Inoltre, le diseguaglianze di genere aggravano ulteriormente la situazione: le donne percepiscono oltre il 7% in meno rispetto ai colleghi uomini a parità di ore lavorate. La problematica è emersa in tutta la sua forza al termine della prima ondata della pandemia da Covid-19, rendendo evidente il collegamento esistente tra maggiore precarietà femminile, collocazione della forza lavoro al femminile nei segmenti peggio retribuiti del mercato del lavoro e con salari più bassi. È necessario però sottolineare che, mentre la differenza nella retribuzione oraria sfiora il 14% per i lavoratori over-50, essa raggiunge a malapena l’1,2% per quelli under-30, un segnale estremamente positivo che fa ben sperare per la risoluzione definitiva di questa tematica, ammesso che siano garantiti percorsi di carriera ad entrambi i generi. E che quindi non sia il mancato avanzamento di carriera la discriminante che genera disuguaglianze, su questo il presidio sindacale e la contrattazione possono fare molto.
Nel nostro paese le disuguaglianze salariali di genere traggono linfa anche dalla collocazione delle donne sul mercato del lavoro. Secondo uno studio della Commissione europea, l’Italia è uno dei paesi dell’Unione dove è più alta la collocazione femminile nei segmenti più bassi e meno remunerativi del mercato del lavoro. E anche quando si svolge un percorso lavorativo post-laurea, permane una differenza in termini di salario notevole (Grafico 1).
I bassi salari italiani
Se guardiamo oltre la pandemia, secondo i dati dell’Ocse, nel 2023 il salario medio lordo annuale in Italia ammontava a 32.450 euro (Grafico 2), circa 11mila euro in meno rispetto alla Francia e oltre 15mila euro in meno rispetto alla Germania.
Questa disparità tra i salari italiani e quelli della Germania e della Francia, già preoccupante di per sé, si aggrava ulteriormente se consideriamo la tendenza nel lungo periodo. Negli ultimi trent’anni i salari italiani sono rimasti quasi invariati: tra il 1991 e il 2023 sono addirittura diminuiti di circa mille euro, con significative e crescenti disuguaglianze, come abbiamo visto sopra, tra le diverse categorie di lavoratori in base al genere, l’età, l’area geografica e la dimensione dell’impresa in cui si lavora.
Nel medesimo periodo, in Germania i salari sono aumentati di oltre 10mila euro, così come in Francia. Al di sotto dell’Italia si trova la Spagna, che pur non riuscendo a tenere il passo delle principali economie europee, a differenza del nostro paese, ha registrato un incremento di oltre duemila euro.
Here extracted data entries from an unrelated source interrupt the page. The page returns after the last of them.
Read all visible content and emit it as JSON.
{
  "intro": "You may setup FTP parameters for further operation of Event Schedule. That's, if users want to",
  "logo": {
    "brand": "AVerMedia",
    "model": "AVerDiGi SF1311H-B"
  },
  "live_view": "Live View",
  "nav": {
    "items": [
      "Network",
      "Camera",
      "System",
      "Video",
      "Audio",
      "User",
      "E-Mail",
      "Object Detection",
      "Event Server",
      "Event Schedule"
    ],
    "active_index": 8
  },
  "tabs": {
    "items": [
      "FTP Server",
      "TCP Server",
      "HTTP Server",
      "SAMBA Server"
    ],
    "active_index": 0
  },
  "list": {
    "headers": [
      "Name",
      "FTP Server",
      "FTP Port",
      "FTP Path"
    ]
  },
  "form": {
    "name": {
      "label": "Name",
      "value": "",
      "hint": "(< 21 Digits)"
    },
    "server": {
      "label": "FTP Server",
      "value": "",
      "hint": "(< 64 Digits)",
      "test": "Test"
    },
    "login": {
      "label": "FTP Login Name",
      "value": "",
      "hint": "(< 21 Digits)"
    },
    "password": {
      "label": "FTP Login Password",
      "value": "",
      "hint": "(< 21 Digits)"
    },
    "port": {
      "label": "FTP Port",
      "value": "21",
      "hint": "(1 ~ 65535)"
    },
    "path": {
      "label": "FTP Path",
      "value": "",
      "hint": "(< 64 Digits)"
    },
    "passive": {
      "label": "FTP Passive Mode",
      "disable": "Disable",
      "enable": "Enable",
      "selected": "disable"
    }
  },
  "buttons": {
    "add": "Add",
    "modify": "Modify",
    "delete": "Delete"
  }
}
Infine, stando ai dati della Commissione europea, nettizzato il salario annuale medio e a parità di potere d’acquisto, il differenziale con la Germania è di quasi 14mila euro all’anno per una figura full-time. Ciò implica che un lavoratore tedesco percepisce quasi 1.200 euro netti in più al mese rispetto ad un lavoratore italiano a parità di ore lavorate. Anche rispetto alla Francia, il bilancio rimane increscioso, con quasi 8mila euro di differenza annuali, oltre 650 euro al mese. Come per il caso dello stipendio lordo, la Spagna condivide con noi il primato di maglia nera tra le principali economie del vecchio continente, in entrambi i paesi lo stipendio netto è inferiore alla media europea di quasi 4mila euro, con i due paesi che si attestano intorno ai 24mila euro, rispetto ai 28mila dell’Unione.
Va evidenziato però che le politiche che hanno favorito i salari spagnoli determinano che, mentre permane tra l’Italia e la Spagna una differenza in termini di salari lordi, il netto si equivale. A dimostrazione che la politica, tra le altre responsabilità, ha anche quella di scegliere verso chi orientare il carico fiscale.
In Italia lavoro e pensioni sono gravati da una tassazione che penalizza il salario, è tempo di invertire l’ordine delle priorità.